Negli ultimi giorni dell’anno è stata approvata una norma che incide in modo significativo sul sistema dei controlli e delle responsabilità nella gestione delle risorse pubbliche. Una decisione che solleva interrogativi rilevanti sul rapporto tra potere amministrativo, legalità e tutela dell’interesse collettivo.

La nuova disciplina limita l’obbligo di risarcimento per amministratori e funzionari responsabili di danno erariale per colpa grave, fissando un tetto massimo pari al 30% del danno accertato, e comunque non superiore a due annualità di stipendio. Una scelta che, nei fatti, trasferisce la parte restante del costo sugli stessi cittadini che dovrebbero essere tutelati dall’azione amministrativa.

Particolarmente delicato è l’impatto di questa misura sul ruolo della Corte dei Conti, organo costituzionale deputato al controllo sull’uso delle risorse pubbliche. Invece di rafforzarne le funzioni e garantirne l’autonomia, il provvedimento ne comprime l’azione, riducendo i tempi di verifica e introducendo strumenti come i pareri preventivi e il meccanismo del silenzio-assenso dopo trenta giorni. Procedure che rischiano di trasformare il controllo successivo in una mera formalità, privando lo Stato di un presidio fondamentale di legalità.

Il timore è che si creino le condizioni per un aumento degli sprechi e per una gestione meno attenta del denaro pubblico, con danni erariali destinati a restare senza un adeguato ristoro. In un contesto già segnato da carenze strutturali nei servizi essenziali, ogni euro sottratto o mal gestito rappresenta una perdita concreta per la collettività.

Questa riforma si inserisce in una tendenza più ampia che negli ultimi anni ha visto un progressivo indebolimento degli strumenti di prevenzione e contrasto agli illeciti nella pubblica amministrazione. Un percorso che solleva interrogativi legittimi sul futuro della responsabilità pubblica e sull’equilibrio tra tutela degli amministratori e difesa dell’interesse generale.

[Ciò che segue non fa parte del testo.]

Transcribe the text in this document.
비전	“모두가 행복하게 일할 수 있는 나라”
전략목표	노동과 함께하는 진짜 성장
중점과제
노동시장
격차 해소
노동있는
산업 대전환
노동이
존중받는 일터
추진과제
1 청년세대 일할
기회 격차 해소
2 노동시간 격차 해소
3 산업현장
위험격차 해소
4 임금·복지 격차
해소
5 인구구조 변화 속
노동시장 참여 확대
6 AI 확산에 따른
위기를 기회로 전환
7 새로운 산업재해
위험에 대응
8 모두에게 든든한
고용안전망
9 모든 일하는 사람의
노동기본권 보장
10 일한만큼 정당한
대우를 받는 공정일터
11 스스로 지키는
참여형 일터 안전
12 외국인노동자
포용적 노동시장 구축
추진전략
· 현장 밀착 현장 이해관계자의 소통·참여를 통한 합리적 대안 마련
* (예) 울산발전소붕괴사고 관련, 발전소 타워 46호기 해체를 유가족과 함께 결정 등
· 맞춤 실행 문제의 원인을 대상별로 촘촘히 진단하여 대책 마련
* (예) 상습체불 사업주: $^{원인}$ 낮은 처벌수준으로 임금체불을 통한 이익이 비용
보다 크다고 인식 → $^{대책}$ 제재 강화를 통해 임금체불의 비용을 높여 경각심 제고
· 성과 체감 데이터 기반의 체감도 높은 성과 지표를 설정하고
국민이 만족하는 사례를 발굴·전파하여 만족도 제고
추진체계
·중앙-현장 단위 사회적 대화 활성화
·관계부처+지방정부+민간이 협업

Un sistema democratico maturo si fonda su controlli efficaci, responsabilità chiare e sanzioni proporzionate. Ridurre questi presìdi significa esporre le istituzioni a un rischio di opacità che non giova né alla fiducia dei cittadini né alla qualità dell’azione pubblica. Per questo, il confronto civile, informato e partecipato resta oggi più che mai necessario.